Concert d’Imany et de George Benson au Festival Jazz des cinq continents

Il est des nuits magiques à Marseille et cette nuit là fut à nulle autre pareille.
C’est lors du Festival de Jazz des cinq continents, qui  vient d’avoir lieu du 19 au 29 juillet  et qui a réuni les plus grands noms du Jazz qu’eurent lieux les concerts d’Imany et de George Benson.
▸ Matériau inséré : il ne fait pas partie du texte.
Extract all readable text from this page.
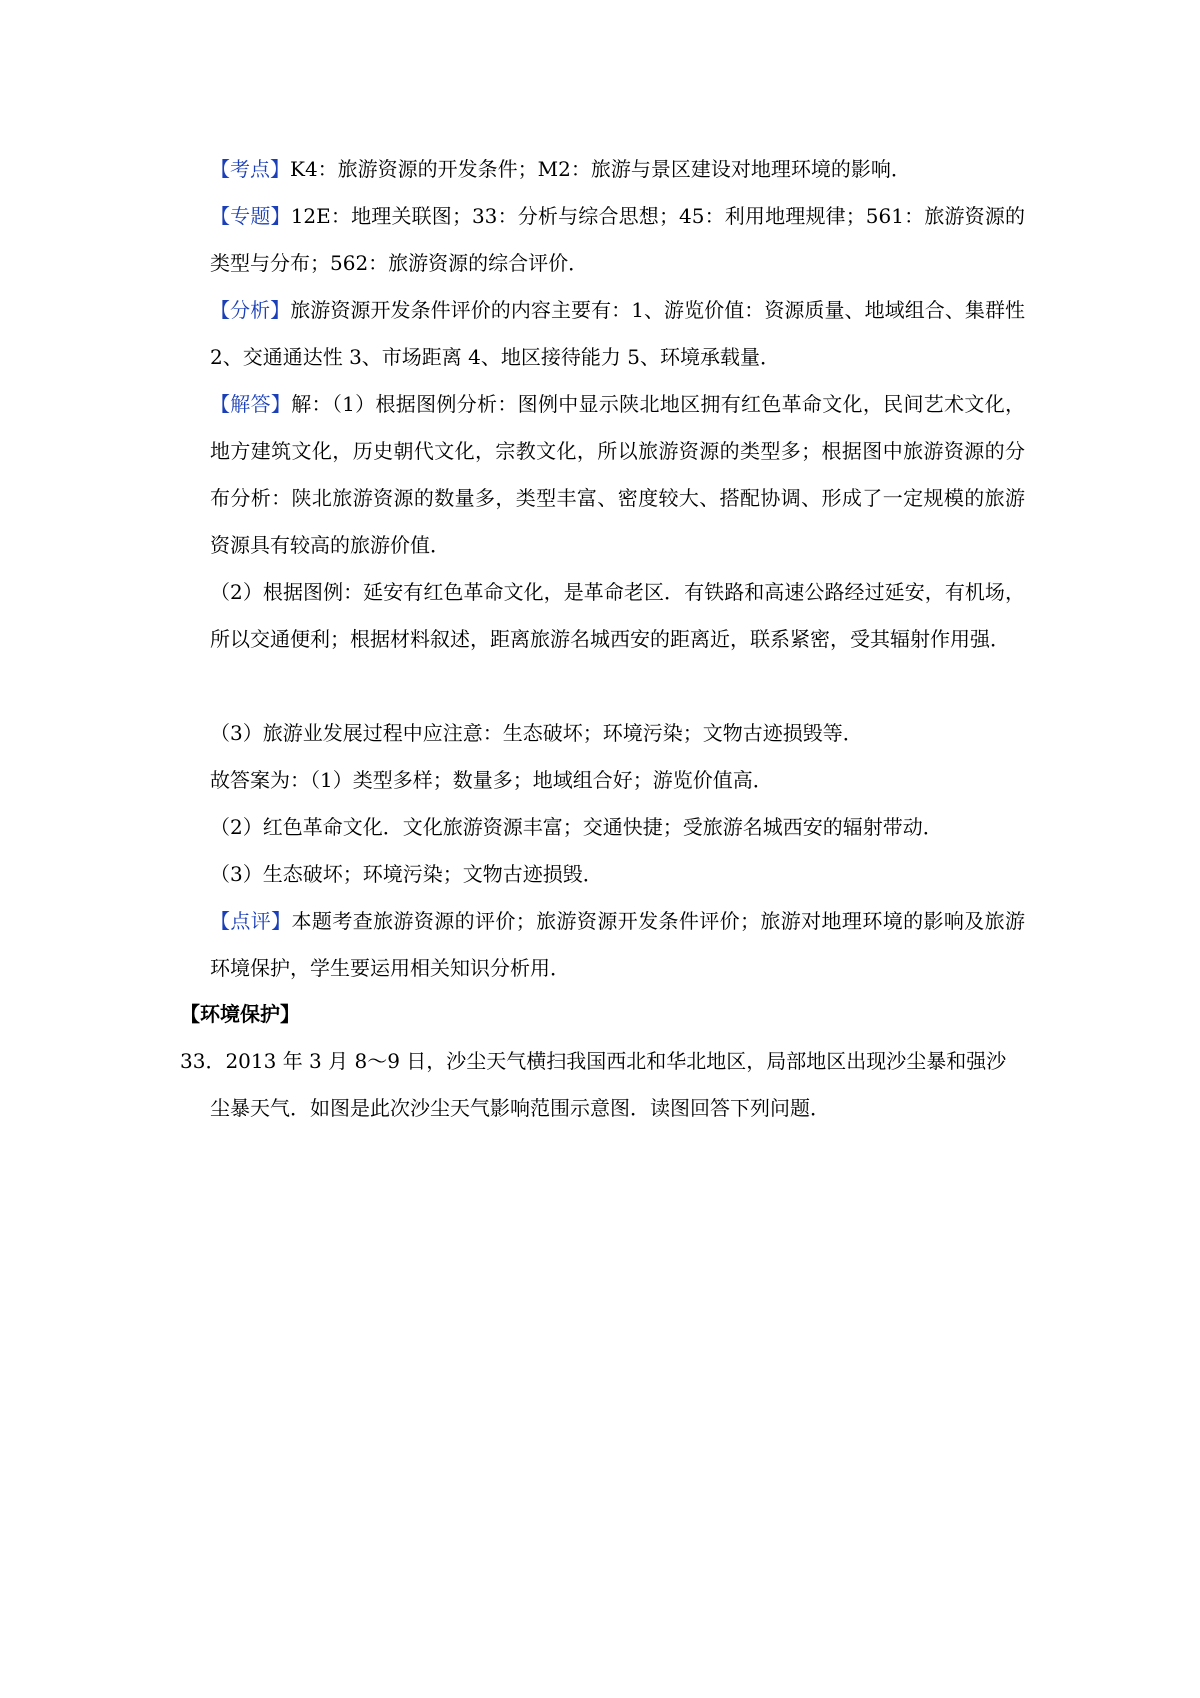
【考点】K4：旅游资源的开发条件；M2：旅游与景区建设对地理环境的影响．
【专题】12E：地理关联图；33：分析与综合思想；45：利用地理规律；561：旅游资源的类型与分布；562：旅游资源的综合评价．
【分析】旅游资源开发条件评价的内容主要有：1、游览价值：资源质量、地域组合、集群性 2、交通通达性 3、市场距离 4、地区接待能力 5、环境承载量．
【解答】解：（1）根据图例分析：图例中显示陕北地区拥有红色革命文化，民间艺术文化，地方建筑文化，历史朝代文化，宗教文化，所以旅游资源的类型多；根据图中旅游资源的分布分析：陕北旅游资源的数量多，类型丰富、密度较大、搭配协调、形成了一定规模的旅游资源具有较高的旅游价值．
（2）根据图例：延安有红色革命文化，是革命老区．有铁路和高速公路经过延安，有机场，所以交通便利；根据材料叙述，距离旅游名城西安的距离近，联系紧密，受其辐射作用强．
（3）旅游业发展过程中应注意：生态破坏；环境污染；文物古迹损毁等．
故答案为：（1）类型多样；数量多；地域组合好；游览价值高．
（2）红色革命文化．文化旅游资源丰富；交通快捷；受旅游名城西安的辐射带动．
（3）生态破坏；环境污染；文物古迹损毁．
【点评】本题考查旅游资源的评价；旅游资源开发条件评价；旅游对地理环境的影响及旅游环境保护，学生要运用相关知识分析用．
【环境保护】
33．2013 年 3 月 8～9 日，沙尘天气横扫我国西北和华北地区，局部地区出现沙尘暴和强沙尘暴天气．如图是此次沙尘天气影响范围示意图．读图回答下列问题．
Imany a littéralement subjugué un public littéralement sous le charme. Il émane effectivement de cet ancien mannequin un charme indéniable et ensorcelant qui emporte le public. Sa voix rauque, son univers soul/folk la fait jouer dans la cour des grands, dans la lignée de Tracy Chapman.Elle a cependant son propre univers et défend avec tout son cœur et toute son énergie les valeurs de justice, de solidarité. Son authenticité, sa voix exceptionnelle et son talent l’ont fait tout de suite émerger du lot puisqu’elle est nommée aux Victoires de la Musique dès 2012. Elle a tout d’une grande, fait chavirer les cœurs. Son public ensorcelé chante, danse et reste suspendu à ses lèvres. Un magnifique spectacle sous un ciel étoilé et bleu nuit, au palais Lonchamps, lors de 18° et inoubliable Jazz des cinq continents.
Imany Chant | Stéphane Castry Guitare basse, direction musicale | Taofik Farah Guitare acoustique | Rodolphe Liskowitch Violoncelle | Jean-Francois Ludovicus Batterie | Julien Grattard Violoncelle | Stefane Goldman Guitare électrique | Laurian Daire Claviers

 

 

Avant d’atteindre la gloire et le statut de star internationale, George Benson, jeune guitariste,  a fourbi ses armes auprès de Freddie Hubard et de Miles Davis. C’est indéniable, George Benson est un guitariste monumental de jazz, même s’il a  fait le choix de s’orienter vers des musiques grand public. Il n’en a pas pour autant galvaudé son âme. Son jeu, dégagé des contraintes techniques, lui permet d’évoluer à un niveau de liberté qui place ses intonations et son background jazz au cœur de ses performances crossover...La fête, le rythme, la danse, toutes les générations se retrouvent sur « Give me the night ». C’est du bon, du très bon jazz.